招かれし食事会にて隣席に知人ピアニスト。ソロにしてあの大ホールを満席にする位だから人気は折り紙付き。いや、技量と人気は別物。何せ容姿イケメンにて。来年はデビュー二十周年を迎える本人の悩みや老化、と申しても指の動きにあらず。肝心な顔の一部にあってそれなりの面積を占めるがゆえにその状況が相手に与える印象や小さからず。こちらの頭髪をまじまじと見ながら聞かれし染髪の有無。見れば分かるでしょうに。
髪こそ無事も忍び寄る老化の足音。過日、歯科衛生士による歯のクリーニングにて、虫歯なくも歯の一部に欠損が、と聞いて。はて、硬い煎餅に歯が欠けるほどの老化など。いや、食事にあらずとも食いしばる中にそうなるケースも。が、ランとてのんびりがモットー。いや、睡眠中とて無意識のうちに、と衛生士。とするによもや見えぬストレスが身体を。いや、それは、と返され。
閑話休題。会員数の減少に悩むは当団体のみにあらず。全市を見渡すに軒並み減少。区支部の脱退も後を絶たず。人材が枯渇する中、新たな理事長の選出を迫られるに他薦というか自ら名乗り上げしNさん。勿論、対抗馬なきままに。わが道いくに生まれし「もつれ」もどこ吹く風と。不肖私が会長であり、寄せられる不満。皆様には私ばかりか新理事長まで何かと御迷惑をおかけするが、平に御容赦を願う、と。

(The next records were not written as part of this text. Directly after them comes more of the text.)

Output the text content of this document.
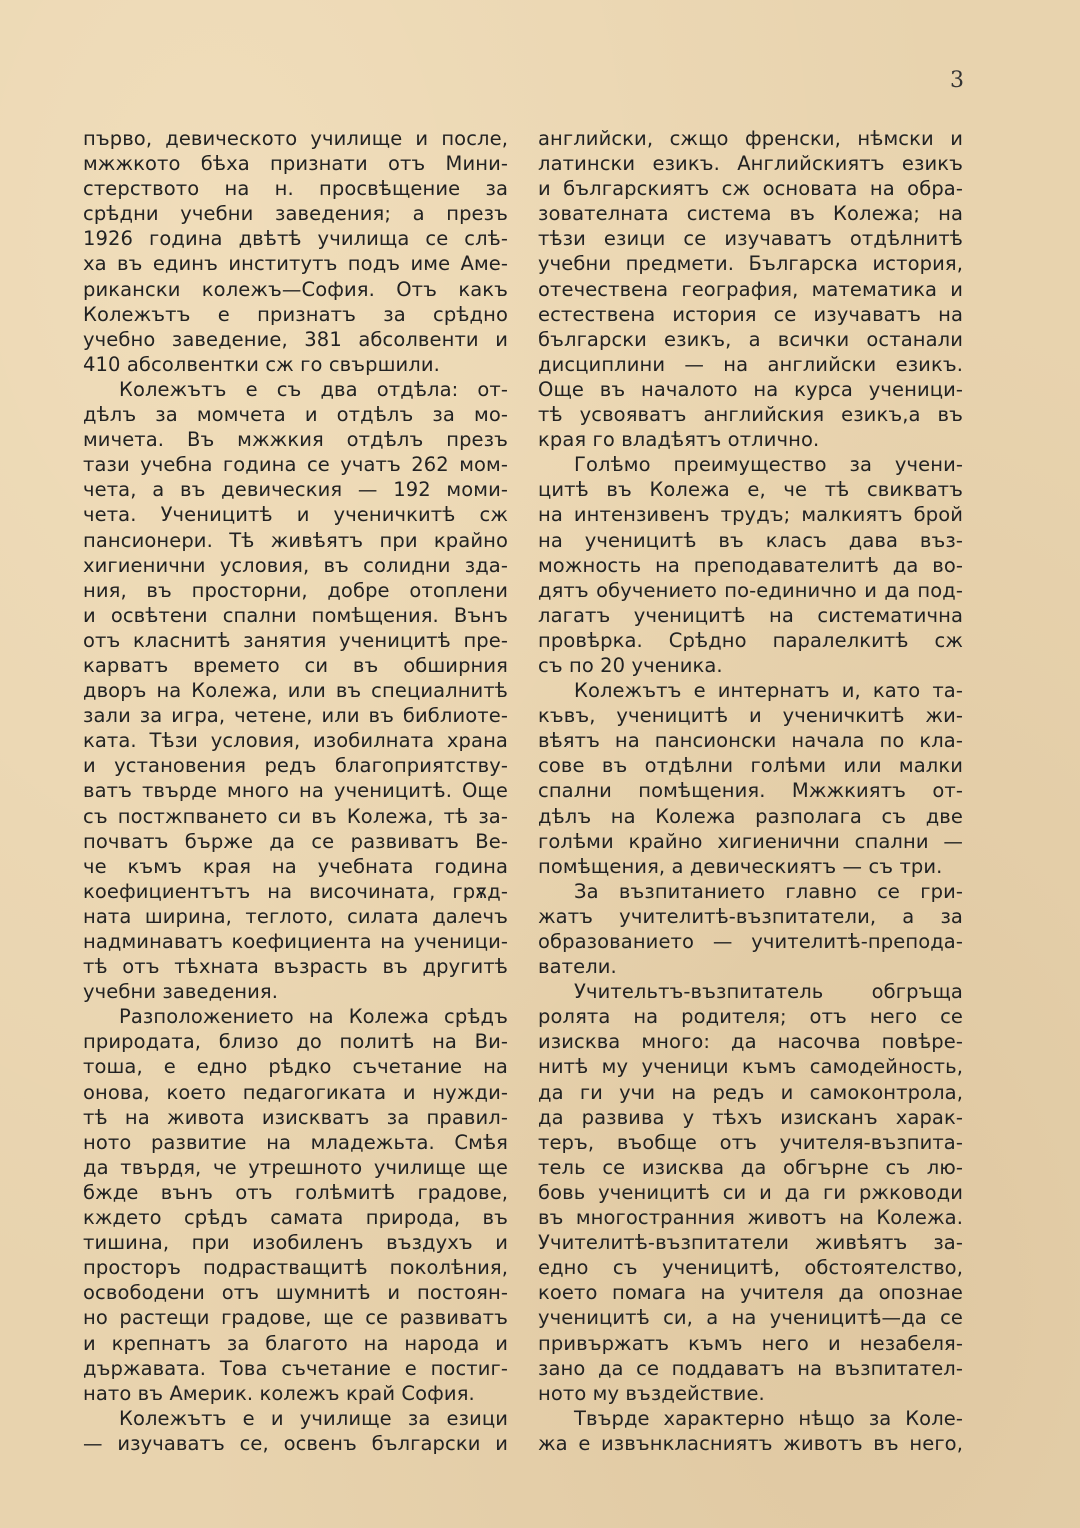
3
първо, девическото училище и после,
мжжкото бѣха признати отъ Мини-
стерството на н. просвѣщение за
срѣдни учебни заведения; а презъ
1926 година двѣтѣ училища се слѣ-
ха въ единъ институтъ подъ име Аме-
рикански колежъ—София. Отъ какъ
Колежътъ е признатъ за срѣдно
учебно заведение, 381 абсолвенти и
410 абсолвентки сж го свършили.
Колежътъ е съ два отдѣла: от-
дѣлъ за момчета и отдѣлъ за мо-
мичета. Въ мжжкия отдѣлъ презъ
тази учебна година се учатъ 262 мом-
чета, а въ девическия — 192 моми-
чета. Ученицитѣ и ученичкитѣ сж
пансионери. Тѣ живѣятъ при крайно
хигиенични условия, въ солидни зда-
ния, въ просторни, добре отоплени
и освѣтени спални помѣщения. Вънъ
отъ класнитѣ занятия ученицитѣ пре-
карватъ времето си въ обширния
дворъ на Колежа, или въ специалнитѣ
зали за игра, четене, или въ библиоте-
ката. Тѣзи условия, изобилната храна
и установения редъ благоприятству-
ватъ твърде много на ученицитѣ. Още
съ постжпването си въ Колежа, тѣ за-
почватъ бърже да се развиватъ Ве-
че къмъ края на учебната година
коефициентътъ на височината, грѫд-
ната ширина, теглото, силата далечъ
надминаватъ коефициента на ученици-
тѣ отъ тѣхната възрасть въ другитѣ
учебни заведения.
Разположението на Колежа срѣдъ
природата, близо до политѣ на Ви-
тоша, е едно рѣдко съчетание на
онова, което педагогиката и нужди-
тѣ на живота изискватъ за правил-
ното развитие на младежьта. Смѣя
да твърдя, че утрешното училище ще
бжде вънъ отъ голѣмитѣ градове,
кждето срѣдъ самата природа, въ
тишина, при изобиленъ въздухъ и
просторъ подрастващитѣ поколѣния,
освободени отъ шумнитѣ и постоян-
но растещи градове, ще се развиватъ
и крепнатъ за благото на народа и
държавата. Това съчетание е постиг-
нато въ Америк. колежъ край София.
Колежътъ е и училище за езици
— изучаватъ се, освенъ български и
английски, сжщо френски, нѣмски и
латински езикъ. Английскиятъ езикъ
и българскиятъ сж основата на обра-
зователната система въ Колежа; на
тѣзи езици се изучаватъ отдѣлнитѣ
учебни предмети. Българска история,
отечествена география, математика и
естествена история се изучаватъ на
български езикъ, а всички останали
дисциплини — на английски езикъ.
Още въ началото на курса ученици-
тѣ усвояватъ английския езикъ,а въ
края го владѣятъ отлично.
Голѣмо преимущество за учени-
цитѣ въ Колежа е, че тѣ свикватъ
на интензивенъ трудъ; малкиятъ брой
на ученицитѣ въ класъ дава въз-
можность на преподавателитѣ да во-
дятъ обучението по-единично и да под-
лагатъ ученицитѣ на систематична
провѣрка. Срѣдно паралелкитѣ сж
съ по 20 ученика.
Колежътъ е интернатъ и, като та-
къвъ, ученицитѣ и ученичкитѣ жи-
вѣятъ на пансионски начала по кла-
сове въ отдѣлни голѣми или малки
спални помѣщения. Мжжкиятъ от-
дѣлъ на Колежа разполага съ две
голѣми крайно хигиенични спални —
помѣщения, а девическиятъ — съ три.
За възпитанието главно се гри-
жатъ учителитѣ-възпитатели, а за
образованието — учителитѣ-препода-
ватели.
Учительтъ-възпитатель обгръща
ролята на родителя; отъ него се
изисква много: да насочва повѣре-
нитѣ му ученици къмъ самодейность,
да ги учи на редъ и самоконтрола,
да развива у тѣхъ изисканъ харак-
теръ, въобще отъ учителя-възпита-
тель се изисква да обгърне съ лю-
бовь ученицитѣ си и да ги ржководи
въ многостранния животъ на Колежа.
Учителитѣ-възпитатели живѣятъ за-
едно съ ученицитѣ, обстоятелство,
което помага на учителя да опознае
ученицитѣ си, а на ученицитѣ—да се
привържатъ къмъ него и незабеля-
зано да се поддаватъ на възпитател-
ното му въздействие.
Твърде характерно нѣщо за Коле-
жа е извънкласниятъ животъ въ него,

総会を無事に終えて打診受けるはそちらであり。きっと、御礼とばかりメシでも馳走してくれるに違いない、と後日に地元の居酒屋にて。話が私の郷里に及ぶにすすめられし一冊の本。作者の名を聞くに初耳であり。見かけによらず文学青年だったんだな。銭で買えぬが知識と経験。本に目がなく、別な代表作とともに二冊を。それこそが何よりもの収穫。本の名や「越後つついし親不知」。